Schloss Porcia, Spittal an der Drau, Kärnten. Kupferstich, Andreas Trost, 1688, nach Valvasor. Eines der bedeutendsten Renaissancebauwerke außerhalb Italiens
Schloss Porcia, Spittal an der Drau, Kärnten. Kupferstich, Andreas Trost, 1688, nach Valvasor. Eines der bedeutendsten Renaissancebauwerke außerhalb Italiens
Vor Weihnachten 1738 krachte im Kärntner Spittal an der Drau bei einem Liebesspiel – im Schloss Porcia – das uralte Renaissance-Bett zusammen.

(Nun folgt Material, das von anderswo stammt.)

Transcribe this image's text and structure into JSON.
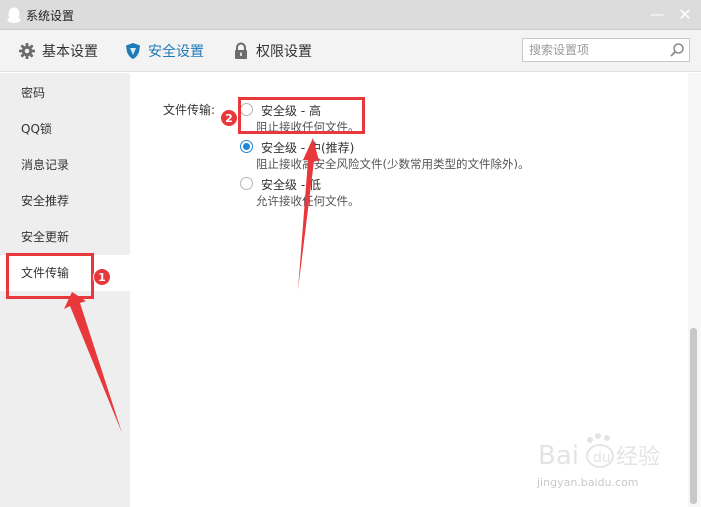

Fürstenzimmer mit Bett im Schloss Porcia. Ob es dieses Bett war, das damals beim Besuch Maria Theresias und Franz Stephans zusammenkrachte, bleibt dahingestellt
Fürstenzimmer mit Bett im Schloss Porcia. Ob es dieses Bett war, das damals beim Besuch Maria Theresia und Franz Stephan zusammenkrachte, bleibt dahingestellt - Foto: Mefusbren69, Wikimedia Commons - Gemeinfrei
Karl VI. meinte, als er davon erfuhr, angesichts des unersättlichen erotischen Appetits seiner Tochter, es hätte vielleicht zur Zeugung eines Knaben geführt: Karl VI. schrieb am 27. Dezember 1738: "... wünschte, daß nie ein größeres Unglück geschehe, um so mehr, als dieser Bruch, wohl etwan zu einer neuen Ganzmachung (welches Gott gebe) wird vielleicht geholfen haben. Denn in der Eng von ein Bett werden wohl artliche casus vorbeigegangen sein; nur moderato und das Übrige segne Gott." Der Kaiser irrte sich, denn Maria Theresia war erst wieder im April in freudiger Erwartung. Die dritte Enkelin, Marie Karoline, kam im Januar 1740 zur Welt. Nach ihrer Geburt und Gesundheit schien – wie bei den vorigen Enkelinnen – Karl VI. erfreut zu haben und der Tod der ersten Enkelin Maria Elisabeth am 7. Juni 1740 dürfte ihn und das junge Elternpaar nicht minder erschüttert haben. Was die Erbfolge in männlicher Linie anlangte, da hatte der Monarch zu diesem Zeitpunkt längst resigniert und räsonierte nicht mehr. Wenn ihm das Schicksal nicht einen Strich durch die Rechnung gemacht hätte, so wäre er sicherlich bei der Kenntnisnahme der Geburt des Erzherzog Josephs – nachmals Kaiser Joseph I. – am 13. März 1741 höchsterfreut gewesen.